The fundamental problem: Chronically limited capacities to meet continuously increasing demands.
Here we come to the crux of the matter: the charity sector suffers from a chronic shortage of staff in all areas. Not only do charities lack data protection and information security experts, but they also lack nursing and paramedical staff, childcare workers and many other professionals. Despite this, the need for secure and compliant handling of sensitive personal data continues to grow, and this trend is set to continue. This is because, following the enactment of the GDPR, the next regulatory changes are already on the horizon with the NIS2 Directive, the Whistleblower Protection Act, and the EU Cybersecurity Directive.
For those in leadership roles within these associations, this means implementing the increasing demands for data protection and information security in a way that doesn't hinder or deter the few people available for the core activities of a charity. Given the often complex structures within the charity sector, this can only be achieved through intelligent digitisation solutions. To ensure its own future security, ASB's regional office in Bremen has also chosen DataGuard and implemented a comprehensive compliance solution: "It was important for us to have a complete overview at all times.
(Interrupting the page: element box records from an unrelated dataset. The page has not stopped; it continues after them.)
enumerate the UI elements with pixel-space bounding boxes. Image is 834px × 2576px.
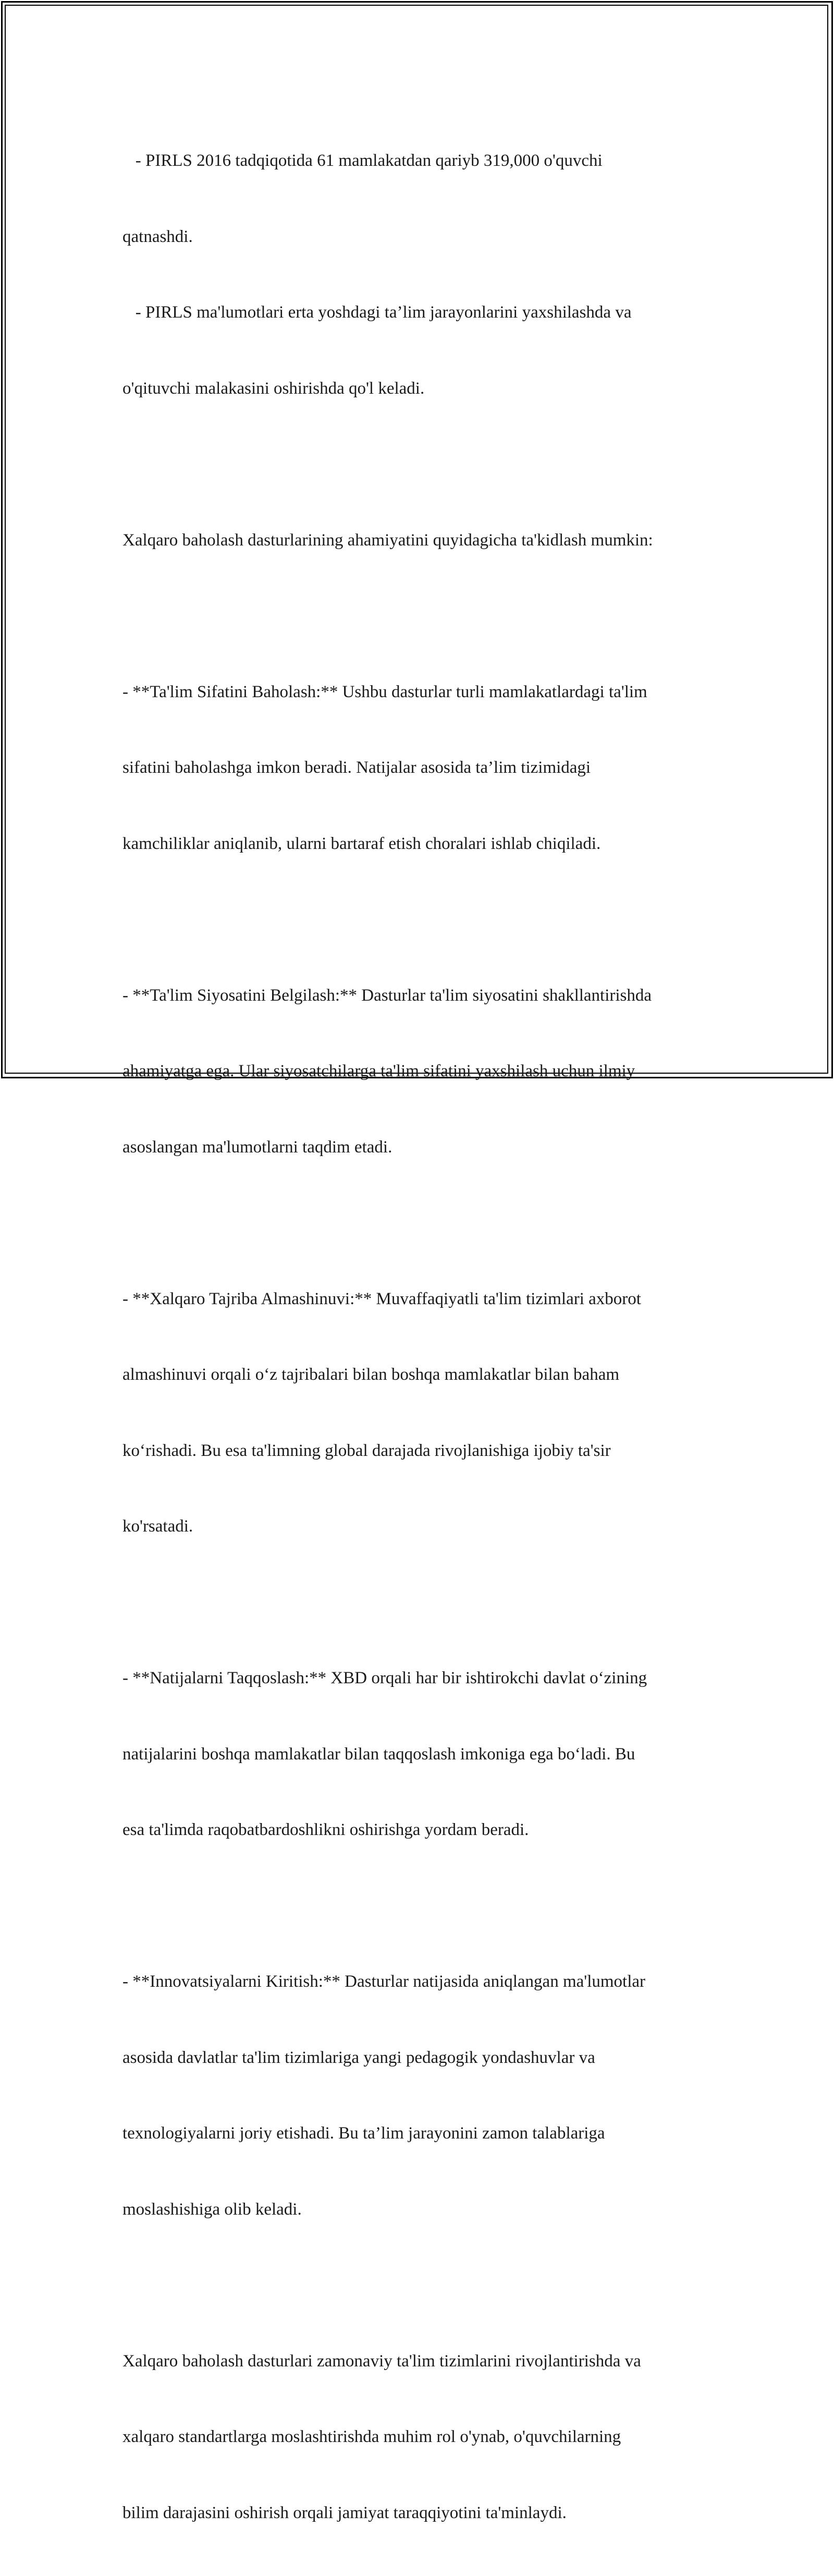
bullet-paragraph (122, 1615, 717, 1893)
text-line: - PIRLS ma'lumotlari erta yoshdagi ta’lim jarayonlarini yaxshilashda va (122, 300, 717, 325)
text-line: Xalqaro baholash dasturlarining ahamiyatini quyidagicha ta'kidlash mumkin: (122, 528, 717, 553)
text-line: - PIRLS 2016 tadqiqotida 61 mamlakatdan qariyb 319,000 o'quvchi (122, 148, 717, 174)
text-line: xalqaro standartlarga moslashtirishda muhim rol o'ynab, o'quvchilarning (122, 2424, 717, 2450)
text-line: texnologiyalarni joriy etishadi. Bu ta’lim jarayonini zamon talablariga (122, 2121, 717, 2146)
document-body (122, 98, 717, 2576)
text-line: qatnashdi. (122, 224, 717, 250)
bullet-paragraph (122, 1236, 717, 1590)
text-line: asoslangan ma'lumotlarni taqdim etadi. (122, 1135, 717, 1160)
section-heading-paragraph (122, 477, 717, 604)
conclusion-paragraph (122, 2298, 717, 2576)
text-line: - **Ta'lim Siyosatini Belgilash:** Dasturlar ta'lim siyosatini shakllantirishda (122, 983, 717, 1008)
bullet-paragraph (122, 629, 717, 907)
text-line: ahamiyatga ega. Ular siyosatchilarga ta'lim sifatini yaxshilash uchun ilmiy (122, 1059, 717, 1084)
text-line: - **Innovatsiyalarni Kiritish:** Dasturlar natijasida aniqlangan ma'lumotlar (122, 1969, 717, 1995)
text-line: Xalqaro baholash dasturlari zamonaviy ta'lim tizimlarini rivojlantirishda va (122, 2349, 717, 2374)
text-line: bilim darajasini oshirish orqali jamiyat taraqqiyotini ta'minlaydi. (122, 2500, 717, 2526)
text-line: almashinuvi orqali o‘z tajribalari bilan boshqa mamlakatlar bilan baham (122, 1362, 717, 1388)
text-line: moslashishiga olib keladi. (122, 2197, 717, 2222)
text-line: o'qituvchi malakasini oshirishda qo'l keladi. (122, 376, 717, 402)
text-line: kamchiliklar aniqlanib, ularni bartaraf etish choralari ishlab chiqiladi. (122, 831, 717, 857)
text-line: asosida davlatlar ta'lim tizimlariga yangi pedagogik yondashuvlar va (122, 2045, 717, 2071)
bullet-paragraph (122, 1918, 717, 2273)
text-line: natijalarini boshqa mamlakatlar bilan taqqoslash imkoniga ega bo‘ladi. Bu (122, 1742, 717, 1767)
text-line: ko'rsatadi. (122, 1514, 717, 1539)
text-line: - **Xalqaro Tajriba Almashinuvi:** Muvaffaqiyatli ta'lim tizimlari axborot (122, 1286, 717, 1312)
text-line: - **Natijalarni Taqqoslash:** XBD orqali har bir ishtirokchi davlat o‘zining (122, 1666, 717, 1691)
text-line: ko‘rishadi. Bu esa ta'limning global darajada rivojlanishiga ijobiy ta'sir (122, 1438, 717, 1464)
intro-paragraph (122, 98, 717, 452)
bullet-paragraph (122, 932, 717, 1211)
text-line: esa ta'limda raqobatbardoshlikni oshirishga yordam beradi. (122, 1817, 717, 1843)
text-line: sifatini baholashga imkon beradi. Natijalar asosida ta’lim tizimidagi (122, 755, 717, 781)
text-line: - **Ta'lim Sifatini Baholash:** Ushbu dasturlar turli mamlakatlardagi ta'lim (122, 679, 717, 705)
In order to centrally ensure data protection in all our local branches and subsidiaries, we deliberately opted for digitisation and privacy-as-a-service," explains Tardu.
The solution: Complete automation and future-proofing
The goal of the two ASB regional offices is now clearly defined: with DataGuard, they want to quickly achieve the latest technological, legal and organisational standards in order to fully and sustainably meet all data protection requirements. The DataGuard solution is designed to do one thing above all else, save time and minimise their own efforts.
"DataGuard's privacy platform is designed to ensure that all data protection requirements are applied consistently and automatically across our organisation, without any loss of information," says Sarah Tardu, adding, "In addition, we can rely on expert support from the DataGuard team when we need it and build our own expertise through this collaboration, allowing us to respond more quickly and effectively to data protection enquiries, for example."
The platform also ensures that all compliance and privacy measures are always up to date. This, together with highly automated processes, reduces the responsibility of both management and staff in charities. At the same time, professionalised compliance increases people's trust in the organisations. This is what counts and what secures the future of charities.